Because the Comcast/Time Warner Cable review created a new standard in combined antitrust and Federal Communications Commission enforcement practices, law enforcement entities are well positioned to make sure the proposed Charter/Time Warner Cable merger lives up to the most exacting public interest test. Similarly, having already committed significant concessions related to open internet policies, it is clear that recent enforcement actions send a clear signal that the Obama Administration is dedicated to ensuring open affordable access to meaningful broadband services and a competitive Internet ecosystem that supports online video distribution and freedom of expression.
Kimmelman explains that while we can and should update laws to address gaps in what antitrust law and the Communications Act cannot effectively address, current policy tools, when appropriately and thoroughly applied and enforced by policymakers, are adequate to address several goals. These include providing consumers better and more affordable broadband services, preventing efforts to block the growing explosion of new online video services, and preventing monopolistic practices harmful to freedom of expression and competition on communications platforms.

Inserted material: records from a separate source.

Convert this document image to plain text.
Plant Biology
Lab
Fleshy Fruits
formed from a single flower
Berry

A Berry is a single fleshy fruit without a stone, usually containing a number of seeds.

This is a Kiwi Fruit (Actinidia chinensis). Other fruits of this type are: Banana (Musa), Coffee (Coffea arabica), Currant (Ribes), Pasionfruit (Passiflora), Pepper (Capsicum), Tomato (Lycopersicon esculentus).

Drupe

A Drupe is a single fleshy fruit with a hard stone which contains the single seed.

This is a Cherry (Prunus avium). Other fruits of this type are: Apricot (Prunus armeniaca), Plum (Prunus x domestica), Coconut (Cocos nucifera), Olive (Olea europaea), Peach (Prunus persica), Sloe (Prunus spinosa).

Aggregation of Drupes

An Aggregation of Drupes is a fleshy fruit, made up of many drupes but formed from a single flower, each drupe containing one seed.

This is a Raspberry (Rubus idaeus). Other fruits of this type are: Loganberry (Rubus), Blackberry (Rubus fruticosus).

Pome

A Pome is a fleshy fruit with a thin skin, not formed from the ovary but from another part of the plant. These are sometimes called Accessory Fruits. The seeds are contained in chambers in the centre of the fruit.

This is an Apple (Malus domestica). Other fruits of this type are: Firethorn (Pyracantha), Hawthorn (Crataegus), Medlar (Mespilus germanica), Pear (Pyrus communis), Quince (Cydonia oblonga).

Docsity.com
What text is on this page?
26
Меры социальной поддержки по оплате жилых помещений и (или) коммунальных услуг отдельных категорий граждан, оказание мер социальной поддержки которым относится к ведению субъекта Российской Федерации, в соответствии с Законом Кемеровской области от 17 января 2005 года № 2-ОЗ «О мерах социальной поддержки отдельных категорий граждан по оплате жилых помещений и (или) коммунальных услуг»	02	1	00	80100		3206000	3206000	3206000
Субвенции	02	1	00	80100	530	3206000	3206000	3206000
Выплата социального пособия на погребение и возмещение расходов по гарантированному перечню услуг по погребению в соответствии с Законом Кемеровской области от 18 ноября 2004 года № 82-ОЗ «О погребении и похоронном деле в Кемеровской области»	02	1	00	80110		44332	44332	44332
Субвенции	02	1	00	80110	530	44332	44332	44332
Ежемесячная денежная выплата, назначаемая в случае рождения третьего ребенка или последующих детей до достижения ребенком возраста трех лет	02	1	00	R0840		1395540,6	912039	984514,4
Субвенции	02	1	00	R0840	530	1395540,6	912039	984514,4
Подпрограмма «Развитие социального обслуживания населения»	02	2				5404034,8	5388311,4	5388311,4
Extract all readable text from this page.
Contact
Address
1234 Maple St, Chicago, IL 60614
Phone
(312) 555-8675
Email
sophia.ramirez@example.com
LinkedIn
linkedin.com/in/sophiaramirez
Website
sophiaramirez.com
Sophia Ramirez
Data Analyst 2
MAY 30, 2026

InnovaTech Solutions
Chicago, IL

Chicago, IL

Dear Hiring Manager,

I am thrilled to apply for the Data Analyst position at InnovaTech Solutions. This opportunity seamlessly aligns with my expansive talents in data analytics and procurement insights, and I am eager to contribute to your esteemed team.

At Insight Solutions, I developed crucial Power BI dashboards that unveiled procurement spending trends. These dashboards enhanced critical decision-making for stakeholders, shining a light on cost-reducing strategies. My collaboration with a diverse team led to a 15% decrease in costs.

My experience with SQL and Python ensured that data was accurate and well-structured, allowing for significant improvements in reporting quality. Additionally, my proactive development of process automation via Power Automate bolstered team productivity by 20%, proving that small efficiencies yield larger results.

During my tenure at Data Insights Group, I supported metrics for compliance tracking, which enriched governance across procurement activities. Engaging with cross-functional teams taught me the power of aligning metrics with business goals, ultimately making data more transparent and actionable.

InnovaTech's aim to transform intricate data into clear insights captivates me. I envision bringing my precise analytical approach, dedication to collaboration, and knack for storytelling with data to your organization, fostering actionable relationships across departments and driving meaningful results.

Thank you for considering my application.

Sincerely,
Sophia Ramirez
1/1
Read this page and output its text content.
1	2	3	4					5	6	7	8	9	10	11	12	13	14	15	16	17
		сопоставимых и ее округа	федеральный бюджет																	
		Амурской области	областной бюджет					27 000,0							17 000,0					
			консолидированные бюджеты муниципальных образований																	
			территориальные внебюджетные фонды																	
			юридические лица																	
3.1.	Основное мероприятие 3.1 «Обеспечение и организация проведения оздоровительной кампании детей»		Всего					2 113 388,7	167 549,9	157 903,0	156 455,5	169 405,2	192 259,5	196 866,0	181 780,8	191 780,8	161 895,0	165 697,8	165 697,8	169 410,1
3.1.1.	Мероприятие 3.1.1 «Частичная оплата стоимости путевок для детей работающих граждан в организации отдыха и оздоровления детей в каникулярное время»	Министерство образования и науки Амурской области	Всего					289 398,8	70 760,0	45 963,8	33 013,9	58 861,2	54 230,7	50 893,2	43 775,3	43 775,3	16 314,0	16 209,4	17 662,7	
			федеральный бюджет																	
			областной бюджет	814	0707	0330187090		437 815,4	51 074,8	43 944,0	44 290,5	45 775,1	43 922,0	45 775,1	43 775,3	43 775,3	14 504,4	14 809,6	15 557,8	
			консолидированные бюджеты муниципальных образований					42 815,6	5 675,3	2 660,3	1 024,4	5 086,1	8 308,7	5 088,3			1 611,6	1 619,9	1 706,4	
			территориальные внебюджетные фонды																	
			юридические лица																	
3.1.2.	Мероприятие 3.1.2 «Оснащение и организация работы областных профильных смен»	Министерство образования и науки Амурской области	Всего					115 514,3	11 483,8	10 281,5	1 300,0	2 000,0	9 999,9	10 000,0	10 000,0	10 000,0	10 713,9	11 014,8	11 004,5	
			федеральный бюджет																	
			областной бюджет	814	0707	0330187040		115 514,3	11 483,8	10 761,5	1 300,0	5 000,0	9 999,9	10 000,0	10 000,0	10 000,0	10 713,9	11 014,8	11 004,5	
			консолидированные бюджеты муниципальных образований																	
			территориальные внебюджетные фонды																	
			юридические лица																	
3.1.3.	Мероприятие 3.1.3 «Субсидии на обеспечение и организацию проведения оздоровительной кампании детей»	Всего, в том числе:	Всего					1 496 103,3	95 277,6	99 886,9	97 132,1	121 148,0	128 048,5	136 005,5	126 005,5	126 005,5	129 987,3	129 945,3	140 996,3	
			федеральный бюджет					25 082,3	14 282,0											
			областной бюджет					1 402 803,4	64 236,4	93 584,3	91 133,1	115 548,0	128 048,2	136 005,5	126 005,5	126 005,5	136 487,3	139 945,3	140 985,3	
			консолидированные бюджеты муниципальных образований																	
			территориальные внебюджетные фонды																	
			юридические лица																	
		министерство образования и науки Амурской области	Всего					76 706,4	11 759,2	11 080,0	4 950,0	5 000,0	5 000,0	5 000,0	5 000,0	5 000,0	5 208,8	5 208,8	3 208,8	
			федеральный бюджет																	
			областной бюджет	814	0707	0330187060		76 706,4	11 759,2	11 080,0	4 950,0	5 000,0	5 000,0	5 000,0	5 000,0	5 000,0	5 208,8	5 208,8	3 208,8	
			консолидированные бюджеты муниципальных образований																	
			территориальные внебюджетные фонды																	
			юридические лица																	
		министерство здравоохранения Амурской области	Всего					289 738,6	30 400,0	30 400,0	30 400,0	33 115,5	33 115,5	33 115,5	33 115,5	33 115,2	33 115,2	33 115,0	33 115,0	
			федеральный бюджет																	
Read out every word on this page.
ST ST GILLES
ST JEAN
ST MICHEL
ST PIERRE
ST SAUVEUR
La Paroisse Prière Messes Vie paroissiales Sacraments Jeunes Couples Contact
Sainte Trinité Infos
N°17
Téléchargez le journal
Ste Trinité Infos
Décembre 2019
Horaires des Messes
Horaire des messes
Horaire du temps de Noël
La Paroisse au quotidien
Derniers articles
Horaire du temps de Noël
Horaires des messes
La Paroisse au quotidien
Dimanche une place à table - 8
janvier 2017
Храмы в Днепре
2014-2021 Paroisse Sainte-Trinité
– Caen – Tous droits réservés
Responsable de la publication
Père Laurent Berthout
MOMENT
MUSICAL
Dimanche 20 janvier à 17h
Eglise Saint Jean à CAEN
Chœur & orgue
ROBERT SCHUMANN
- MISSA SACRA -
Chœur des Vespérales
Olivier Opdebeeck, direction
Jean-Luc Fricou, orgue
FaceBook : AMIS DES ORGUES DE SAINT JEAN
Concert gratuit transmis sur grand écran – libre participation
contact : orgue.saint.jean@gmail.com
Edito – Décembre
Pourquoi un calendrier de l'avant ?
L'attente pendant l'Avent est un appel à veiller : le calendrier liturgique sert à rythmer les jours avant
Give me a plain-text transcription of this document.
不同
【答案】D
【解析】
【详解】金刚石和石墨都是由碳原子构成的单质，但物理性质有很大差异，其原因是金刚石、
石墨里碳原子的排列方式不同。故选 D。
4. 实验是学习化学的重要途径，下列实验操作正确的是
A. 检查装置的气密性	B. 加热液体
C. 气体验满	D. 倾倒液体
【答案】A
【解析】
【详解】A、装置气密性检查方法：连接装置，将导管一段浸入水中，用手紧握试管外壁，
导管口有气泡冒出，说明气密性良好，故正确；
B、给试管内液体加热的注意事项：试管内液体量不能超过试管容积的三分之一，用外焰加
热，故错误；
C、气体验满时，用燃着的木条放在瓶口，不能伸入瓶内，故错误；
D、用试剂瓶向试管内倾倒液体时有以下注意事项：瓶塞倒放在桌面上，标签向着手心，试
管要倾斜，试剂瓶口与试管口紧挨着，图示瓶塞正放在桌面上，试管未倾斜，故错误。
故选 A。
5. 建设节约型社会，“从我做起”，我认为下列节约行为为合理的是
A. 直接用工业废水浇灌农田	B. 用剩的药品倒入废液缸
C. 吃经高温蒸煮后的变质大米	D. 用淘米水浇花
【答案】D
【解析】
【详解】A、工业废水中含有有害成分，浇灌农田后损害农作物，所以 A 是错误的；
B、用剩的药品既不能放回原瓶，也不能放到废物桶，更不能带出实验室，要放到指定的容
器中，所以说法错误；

Adequate antitrust enforcement and communications policy application has the potential to unleash innovations that support social and economic opportunities that are necessary to achieve a more just and democratic society. The existing tools available to policymakers can and should be applied to the current challenges ahead in telecom policy, including the tech transitions, expansion of universal service to include broadband access, and competition in the video marketplace.